La dernière disciple d'Inu no Taishō

Chapitre 24 : Au cœur du piège

1763 mots, Catégorie: G

Dernière mise à jour 18/04/2026 10:38

Kagura quitta sa plume et se laissa tomber.


Le vent accompagna sa chute. Elle toucha terre d'un seul pied avant de se redresser dans le même geste.

Devant elle, la meute s'était déjà resserrée. Les loups montraient les crocs. Kōga se tenait en avant, prêt à bondir.


Un sourire glissa sur les lèvres de Kagura.


- Yo. Ça fait un bail, Kōga.


Le regard du jeune yōkai se durcit aussitôt.


- Sorcière du Vent ! Je n'ai pas oublié ton visage. Ni ce que tu as fait aux miens.


Ses crocs apparurent.


- Prépare-toi à mourir.


Kagura inclina légèrement la tête.


- Toujours aussi bruyant... Essaie déjà de m'atteindre.


Elle ouvrit son éventail.

Le vent se leva d'un seul coup.


Les squelettes furent projetés sur la meute dans un chaos contrôlé. Les premiers corps s'écrasèrent contre les loups, mais furent aussitôt brisés sous les crocs et les griffes.


Kagura pivota le poignet.

Le vent reprit les os avant même qu'ils ne retombent. Côtes, vertèbres et phalanges s'élevèrent autour d'elle et se mirent à tournoyer en cercle.


Elle rabattit son éventail.

Les os partirent en rafales.

Plusieurs loups esquivèrent ; d'autres furent frappés de plein fouet et roulèrent dans la poussière. Ginta jura. Hakkaku se jeta de côté pour éviter un tibia qui alla se ficher dans un tronc.


Kōga, lui, continuait d'avancer.

Il encaissa un éclat d'os sur l'épaule sans même ralentir, puis fendit le reste du tourbillon à pleine vitesse.

Kagura claqua la langue.


- Tch. Tu cours toujours aussi vite pour quelqu'un qui pense si lentement.


Des arcs tranchants jaillirent de son éventail et filèrent vers Kōga en croisant leurs trajectoires.

Il ne les encaissa pas.

Il passa entre.

Kōga ne ralentit pas.

Kagura recula d’un pas.


Le sourire n'avait pas quitté ses lèvres, mais elle sentait que le combat serait difficile.


Les squelettes ne tenaient pas assez longtemps.
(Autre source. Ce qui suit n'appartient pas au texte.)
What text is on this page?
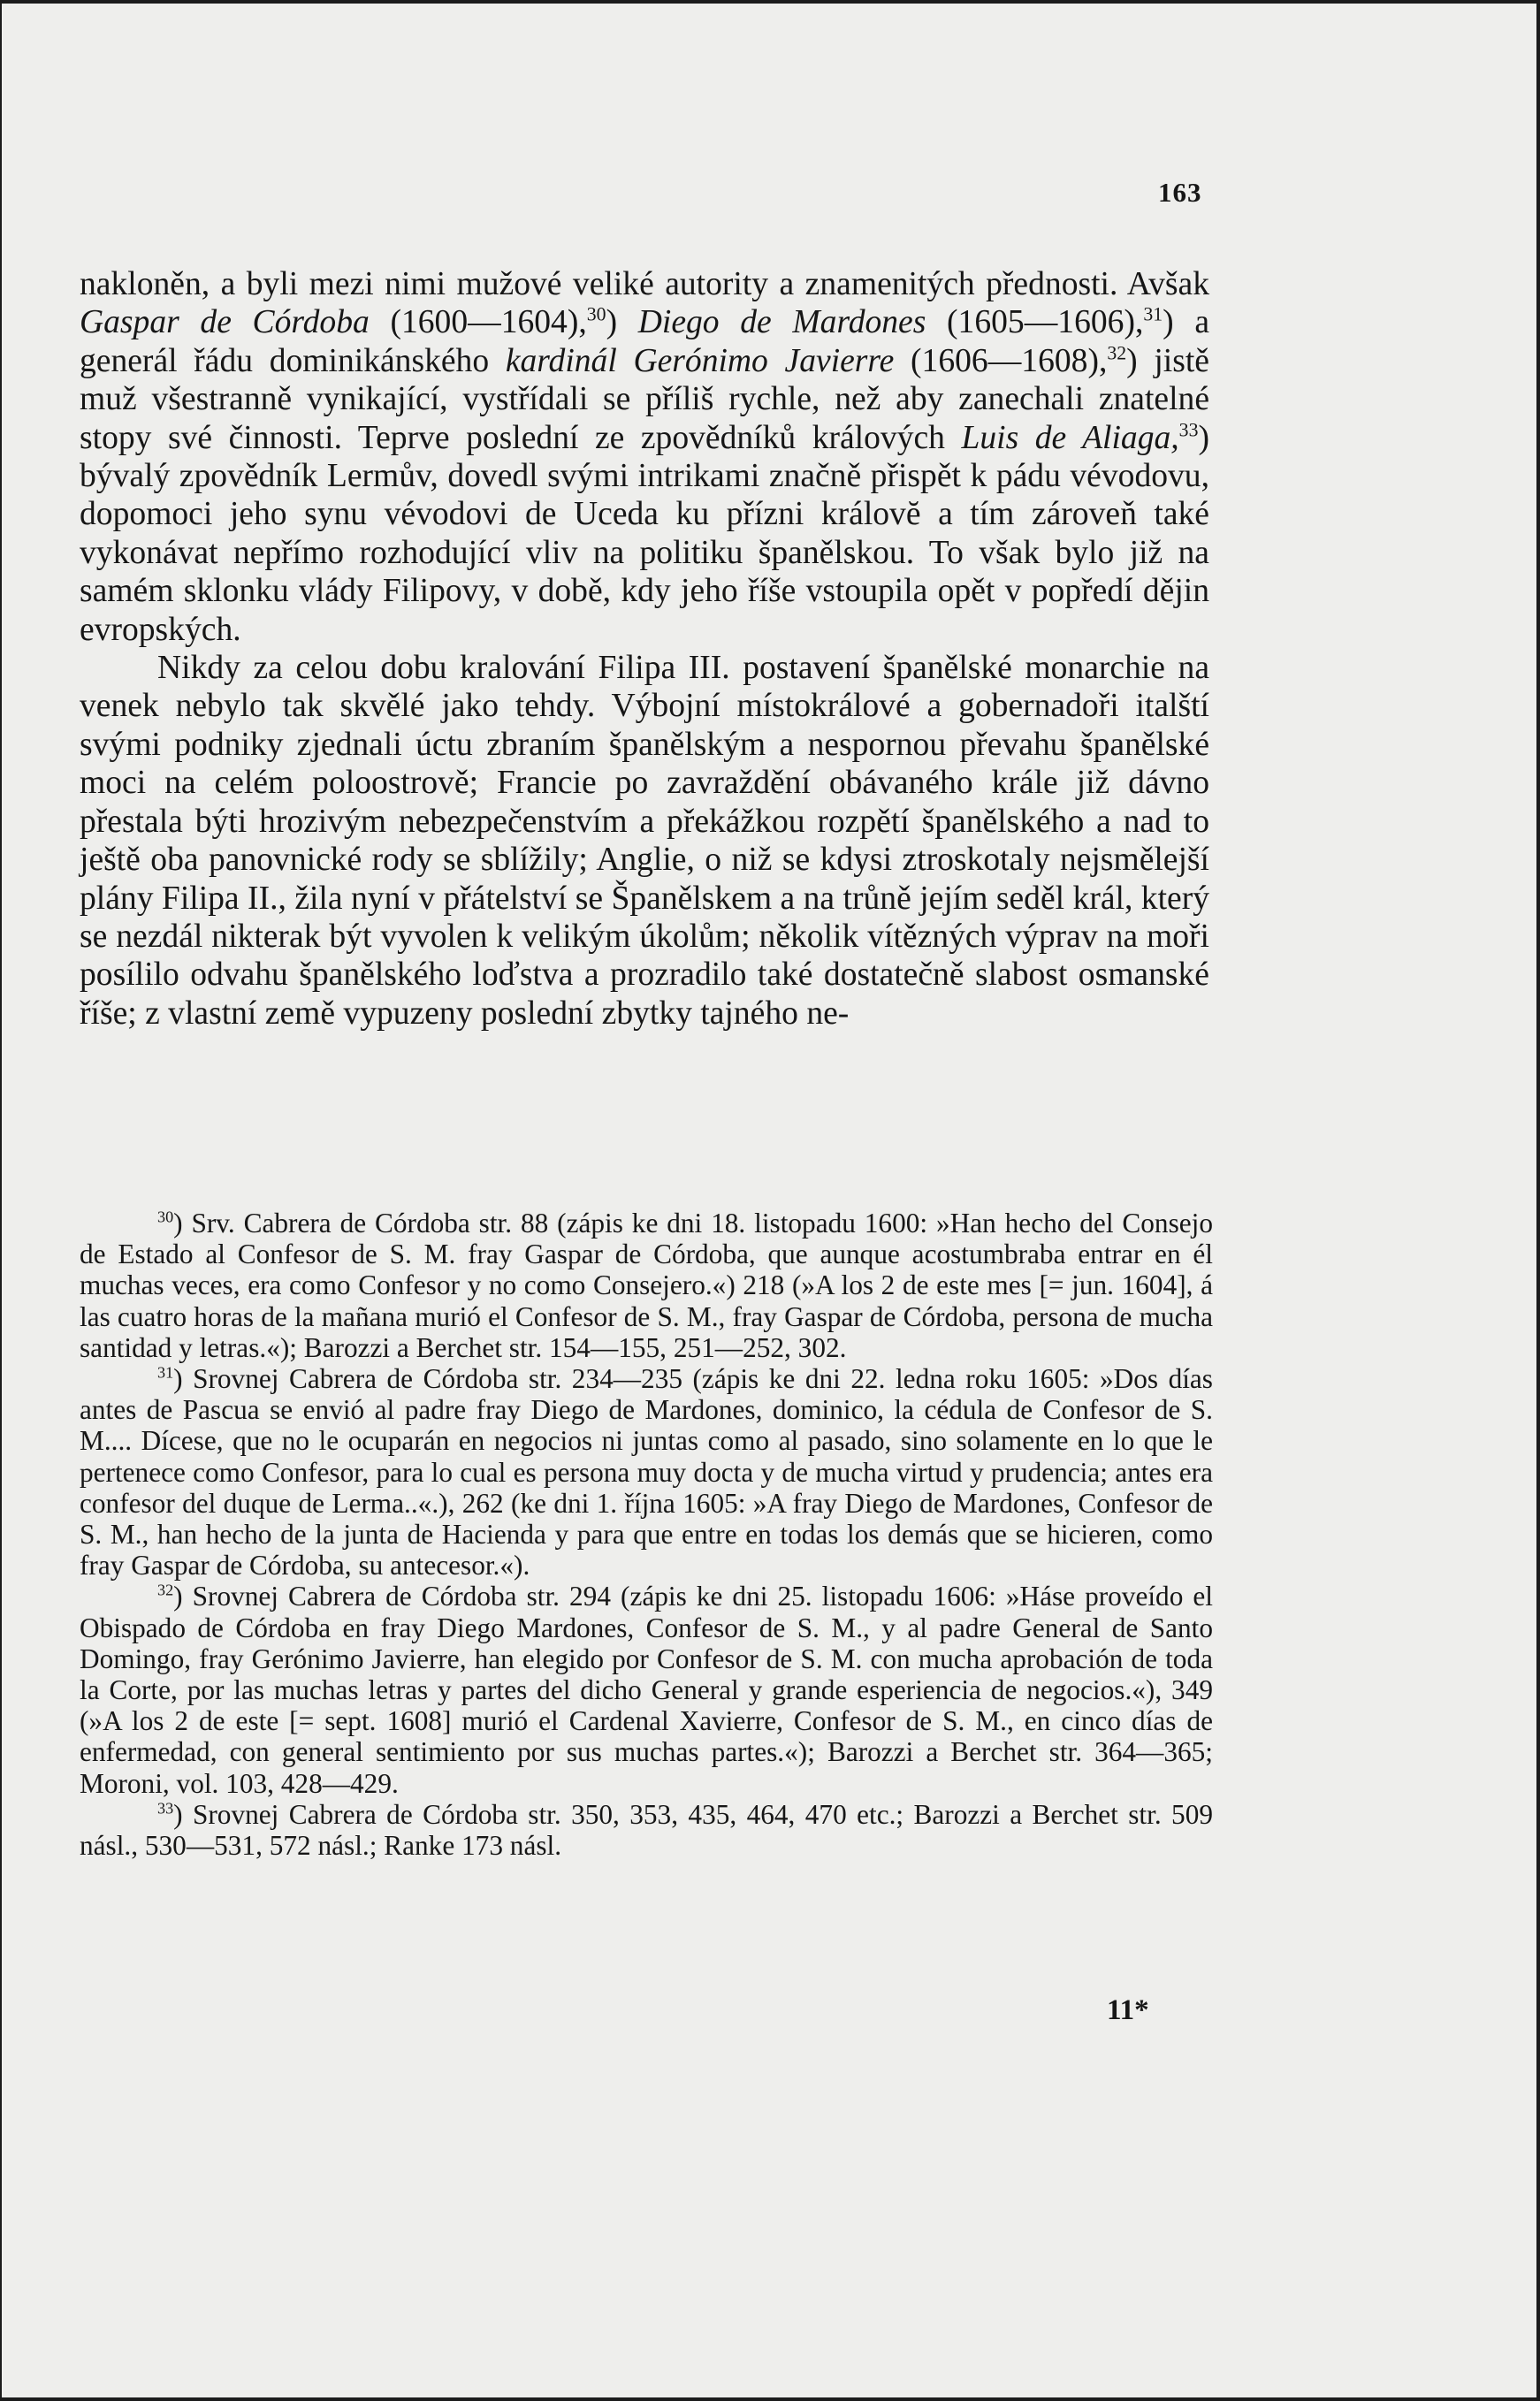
163

nakloněn, a byli mezi nimi mužové veliké autority a znamenitých přednosti. Avšak Gaspar de Córdoba (1600—1604),$^{30}$) Diego de Mardones (1605—1606),$^{31}$) a generál řádu dominikánského kardinál Gerónimo Javierre (1606—1608),$^{32}$) jistě muž všestranně vynikající, vystřídali se příliš rychle, než aby zanechali znatelné stopy své činnosti. Teprve poslední ze zpovědníků králových Luis de Aliaga,$^{33}$) bývalý zpovědník Lermův, dovedl svými intrikami značně přispět k pádu vévodovu, dopomoci jeho synu vévodovi de Uceda ku přízni královĕ a tím zároveň také vykonávat nepřímo rozhodující vliv na politiku španělskou. To však bylo již na samém sklonku vlády Filipovy, v době, kdy jeho říše vstoupila opět v popředí dějin evropských.

Nikdy za celou dobu kralování Filipa III. postavení španělské monarchie na venek nebylo tak skvělé jako tehdy. Výbojní místokrálové a gobernadoři italští svými podniky zjednali úctu zbraním španělským a nespornou převahu španělské moci na celém poloostrově; Francie po zavraždění obávaného krále již dávno přestala býti hrozivým nebezpečenstvím a překážkou rozpětí španělského a nad to ještě oba panovnické rody se sblížily; Anglie, o niž se kdysi ztroskotaly nejsmělejší plány Filipa II., žila nyní v přátelství se Španělskem a na trůně jejím seděl král, který se nezdál nikterak být vyvolen k velikým úkolům; několik vítězných výprav na moři posílilo odvahu španělského loďstva a prozradilo také dostatečně slabost osmanské říše; z vlastní země vypuzeny poslední zbytky tajného ne-

$^{30}$) Srv. Cabrera de Córdoba str. 88 (zápis ke dni 18. listopadu 1600: »Han hecho del Consejo de Estado al Confesor de S. M. fray Gaspar de Córdoba, que aunque acostumbraba entrar en él muchas veces, era como Confesor y no como Consejero.«) 218 (»A los 2 de este mes [= jun. 1604], á las cuatro horas de la mañana murió el Confesor de S. M., fray Gaspar de Córdoba, persona de mucha santidad y letras.«); Barozzi a Berchet str. 154—155, 251—252, 302.

$^{31}$) Srovnej Cabrera de Córdoba str. 234—235 (zápis ke dni 22. ledna roku 1605: »Dos días antes de Pascua se envió al padre fray Diego de Mardones, dominico, la cédula de Confesor de S. M.... Dícese, que no le ocuparán en negocios ni juntas como al pasado, sino solamente en lo que le pertenece como Confesor, para lo cual es persona muy docta y de mucha virtud y prudencia; antes era confesor del duque de Lerma..«.), 262 (ke dni 1. října 1605: »A fray Diego de Mardones, Confesor de S. M., han hecho de la junta de Hacienda y para que entre en todas los demás que se hicieren, como fray Gaspar de Córdoba, su antecesor.«).

$^{32}$) Srovnej Cabrera de Córdoba str. 294 (zápis ke dni 25. listopadu 1606: »Háse proveído el Obispado de Córdoba en fray Diego Mardones, Confesor de S. M., y al padre General de Santo Domingo, fray Gerónimo Javierre, han elegido por Confesor de S. M. con mucha aprobación de toda la Corte, por las muchas letras y partes del dicho General y grande esperiencia de negocios.«), 349 (»A los 2 de este [= sept. 1608] murió el Cardenal Xavierre, Confesor de S. M., en cinco días de enfermedad, con general sentimiento por sus muchas partes.«); Barozzi a Berchet str. 364—365; Moroni, vol. 103, 428—429.

$^{33}$) Srovnej Cabrera de Córdoba str. 350, 353, 435, 464, 470 etc.; Barozzi a Berchet str. 509 násl., 530—531, 572 násl.; Ranke 173 násl.

11*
Les loups les réduisaient trop vite en fragments inutiles, et Kōga ne lui laissait pas l'espace nécessaire pour reprendre la maîtrise du terrain.

La meute s'était reformée presque aussitôt.


Elle lança une nouvelle rafale pour les maintenir à distance, mais Kōga passa encore entre ses attaques.

Cette fois, il arriva si près qu'elle sentit le souffle de son élan.

Kagura se dégagea au dernier instant.


- Tu commences à m'agacer.


C'était faux.

Il l'avait agacée dès le début.


Kagura déploya son éventail.

Le vent se plia à son geste.

Les os dispersés au sol furent arrachés d'un seul coup, happés dans un tourbillon brutal qui se referma sur Kōga. En un instant, sa silhouette disparut sous une multitude de vertèbres, de côtes et de crânes en rotation.


Kagura reprit l'avantage.


Et c'est à cet instant précis que quelque chose frappa dans sa poitrine.


Elle se figea.

Un battement venait de surgir en elle, brutal, si étranger qu'elle ne le reconnut pas d'abord. Un second suivit aussitôt, plus lourd, plus net, comme s'il cherchait à s'imposer dans un corps qui n'avait jamais appris à le porter.

Sa main remonta d'elle-même vers sa poitrine.


Ses doigts tremblèrent au contact du tissu.


Non.


Le troisième battement résonna en elle avec une évidence insoutenable.

Son souffle se coupa.

La compréhension la traversa d'un seul coup.


Son cœur.

Naraku le lui avait rendu.


Elle releva brusquement les yeux. La surprise se lisait à découvert sur son visage.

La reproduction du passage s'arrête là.